Extracting terminology from a text prior to translation allows translators to create a language-specific and even job-specific glossary or translation memory database. This greatly increases the speed of translation and reduces the cost of your projects.

Types of Term Extraction

The two main types of term extraction are manual and automatic. Manual term extraction is just like is sounds: a translator goes through the text, catalogues words, and prepares translations. In automatic term extraction, a computer scans the document and, based on preset parameters, extracts words or phrases quickly and efficiently.

As you may expect, there are pros and cons to both systems. The automatic term extraction seems like the obvious choice, however, it has some serious limitations. For example, the computer does not limit the extraction to lexical form (nouns, verbs, adjectives, etc.) or contextual variation. If you were looking at the word “run” it would be extracted regardless of how it was used.

Automatic term extraction is often combined with the “find and replace” feature of computer translation. When used with a word like “run” however, your text will likely be filled with errors. In this case, the word has so many variations that are not defined that an automated extraction would not even be helpful in creating a termbase or glossary.

A variation on the automatic term extractor is the concordance. Concordance software extracts all usages of a particular term and shows it in relations to the text next to it. This allows translators to better determine the word form and context. They can then update the translation memory database prior to running the machine translation.

Note that both the automatic extraction and the concordance require a human to sort through the terms in order to separate the many variation and forms of words and phrases.

The advantage to manual term extraction is obvious. The person extracting the terms sees the word in context and can assign the proper translation right on the spot. Having a human going through each and every word of the document is much the same as just having a human hand-translate it. While there may be some time savings, it may not be a whole lot.

The tradeoff between the two term extraction forms is found in the length of text. For shorter texts, a hands-on approach generally comes out ahead. On longer texts, the computer is often a more efficient choice even with a human post-edit.

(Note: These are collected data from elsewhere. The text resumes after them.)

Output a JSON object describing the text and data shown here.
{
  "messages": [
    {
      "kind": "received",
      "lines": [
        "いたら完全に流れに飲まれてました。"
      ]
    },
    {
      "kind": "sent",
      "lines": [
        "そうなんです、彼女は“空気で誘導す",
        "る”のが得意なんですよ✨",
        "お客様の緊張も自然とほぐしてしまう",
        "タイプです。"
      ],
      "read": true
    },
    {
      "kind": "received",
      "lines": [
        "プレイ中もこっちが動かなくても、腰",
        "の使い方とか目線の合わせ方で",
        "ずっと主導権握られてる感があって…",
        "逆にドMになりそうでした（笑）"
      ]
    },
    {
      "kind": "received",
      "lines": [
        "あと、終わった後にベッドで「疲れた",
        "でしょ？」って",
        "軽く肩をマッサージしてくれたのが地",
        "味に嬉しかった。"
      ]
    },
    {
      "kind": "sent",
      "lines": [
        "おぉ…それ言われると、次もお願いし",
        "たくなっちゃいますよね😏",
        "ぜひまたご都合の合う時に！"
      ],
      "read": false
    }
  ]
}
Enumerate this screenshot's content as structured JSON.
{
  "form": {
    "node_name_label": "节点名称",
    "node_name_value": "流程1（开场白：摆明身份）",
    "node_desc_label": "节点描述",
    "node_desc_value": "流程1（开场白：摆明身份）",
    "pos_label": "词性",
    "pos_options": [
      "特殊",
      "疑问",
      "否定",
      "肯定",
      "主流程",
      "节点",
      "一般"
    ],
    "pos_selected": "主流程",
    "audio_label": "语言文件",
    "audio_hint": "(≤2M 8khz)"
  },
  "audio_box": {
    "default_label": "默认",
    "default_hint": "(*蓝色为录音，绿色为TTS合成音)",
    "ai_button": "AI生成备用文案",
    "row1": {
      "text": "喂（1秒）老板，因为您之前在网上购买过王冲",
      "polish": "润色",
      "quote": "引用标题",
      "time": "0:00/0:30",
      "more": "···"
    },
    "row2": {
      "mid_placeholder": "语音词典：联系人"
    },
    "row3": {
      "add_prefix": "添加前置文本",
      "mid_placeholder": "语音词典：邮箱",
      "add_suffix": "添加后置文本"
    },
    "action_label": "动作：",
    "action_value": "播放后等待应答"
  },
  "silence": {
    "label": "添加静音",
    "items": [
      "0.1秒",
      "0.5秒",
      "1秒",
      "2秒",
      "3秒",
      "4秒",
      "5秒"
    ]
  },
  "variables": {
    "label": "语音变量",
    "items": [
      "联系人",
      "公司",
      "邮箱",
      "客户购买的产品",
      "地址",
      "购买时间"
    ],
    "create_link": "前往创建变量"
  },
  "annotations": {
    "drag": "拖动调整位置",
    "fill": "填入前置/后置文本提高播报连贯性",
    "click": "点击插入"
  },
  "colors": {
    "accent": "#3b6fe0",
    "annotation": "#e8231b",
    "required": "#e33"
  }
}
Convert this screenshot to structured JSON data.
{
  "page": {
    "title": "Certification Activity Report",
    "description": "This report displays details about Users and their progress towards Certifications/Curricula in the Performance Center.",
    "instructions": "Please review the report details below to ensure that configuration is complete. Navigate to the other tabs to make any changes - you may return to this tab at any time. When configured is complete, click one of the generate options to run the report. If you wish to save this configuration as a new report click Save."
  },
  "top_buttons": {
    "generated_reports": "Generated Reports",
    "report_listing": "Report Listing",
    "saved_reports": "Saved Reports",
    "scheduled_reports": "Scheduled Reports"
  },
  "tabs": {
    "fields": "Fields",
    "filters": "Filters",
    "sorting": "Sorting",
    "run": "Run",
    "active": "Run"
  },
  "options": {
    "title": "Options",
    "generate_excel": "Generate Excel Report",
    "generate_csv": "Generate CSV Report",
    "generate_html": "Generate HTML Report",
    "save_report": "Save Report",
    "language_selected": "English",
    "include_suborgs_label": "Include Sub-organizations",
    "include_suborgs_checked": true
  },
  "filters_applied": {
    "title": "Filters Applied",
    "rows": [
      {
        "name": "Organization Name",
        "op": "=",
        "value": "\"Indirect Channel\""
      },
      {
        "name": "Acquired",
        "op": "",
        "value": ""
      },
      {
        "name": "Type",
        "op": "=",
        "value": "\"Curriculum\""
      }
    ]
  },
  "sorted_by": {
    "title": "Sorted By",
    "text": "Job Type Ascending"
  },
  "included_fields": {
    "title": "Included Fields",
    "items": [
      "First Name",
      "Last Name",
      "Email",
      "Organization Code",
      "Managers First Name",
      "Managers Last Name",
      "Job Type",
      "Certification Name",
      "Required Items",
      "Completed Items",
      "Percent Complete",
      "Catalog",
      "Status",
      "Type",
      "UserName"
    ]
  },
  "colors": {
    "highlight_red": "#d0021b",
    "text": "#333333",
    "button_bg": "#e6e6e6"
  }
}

Translation Benefits of Term Extraction

If the benefits of term extraction do not seem clear, consider the following:

  • Entire documents can be updated with localized terms quickly and efficiently.
  • Translations of language-specific terminology can be efficiently assigned to a document. Consider the variations between Mexican and Andalusian Spanish. If the translator knew the specific phrases or words they were looking for (and an expert in Spanish translation would), they could quickly extract those terms, update the glossary or translation memory database, and enhance the document translation.
  • Project-specific language can be pulled out and updated to the glossary. If the author did not provide a list of all the words that may not be in a standard glossary, an automatic extraction will pull them out and provide the translator with a list of specialized words or phrases that need translation.

Today, most commercial translation and localization projects are carried out without a comprehensive, project-specific, up-to-date glossary in place. Some of the important information that may be included in a project that are not in standard glossaries are:

client’s business name             product names             trademarks

idiomatic expressions              neologisms                  buzz words

Further, consider the number of new genes, chemical compounds, drugs, and so forth that may be found in a medical or scientific journal, paper, or book. The creation of new information and words to explain the new information is growing faster than commercial databases can keep up. A concordance will help extract these words and prepare them for translation.

Some terms may be so important that to get them wrong could not only lead to great embarrassment but to the failure of a project, the loss of a contract, or even a loss of trust and reputation. Seeing them in context helps ensure they are properly translated.

Term extraction prior to the start of translation isolates high use words and phrases, new words and phrases, and essential terms. Term extraction also allows the entire translation team to take a common approach and have a unified vocabulary. This not only improves the overall flow of the document or project, but it cuts down on the time needed during post-translation review and correction.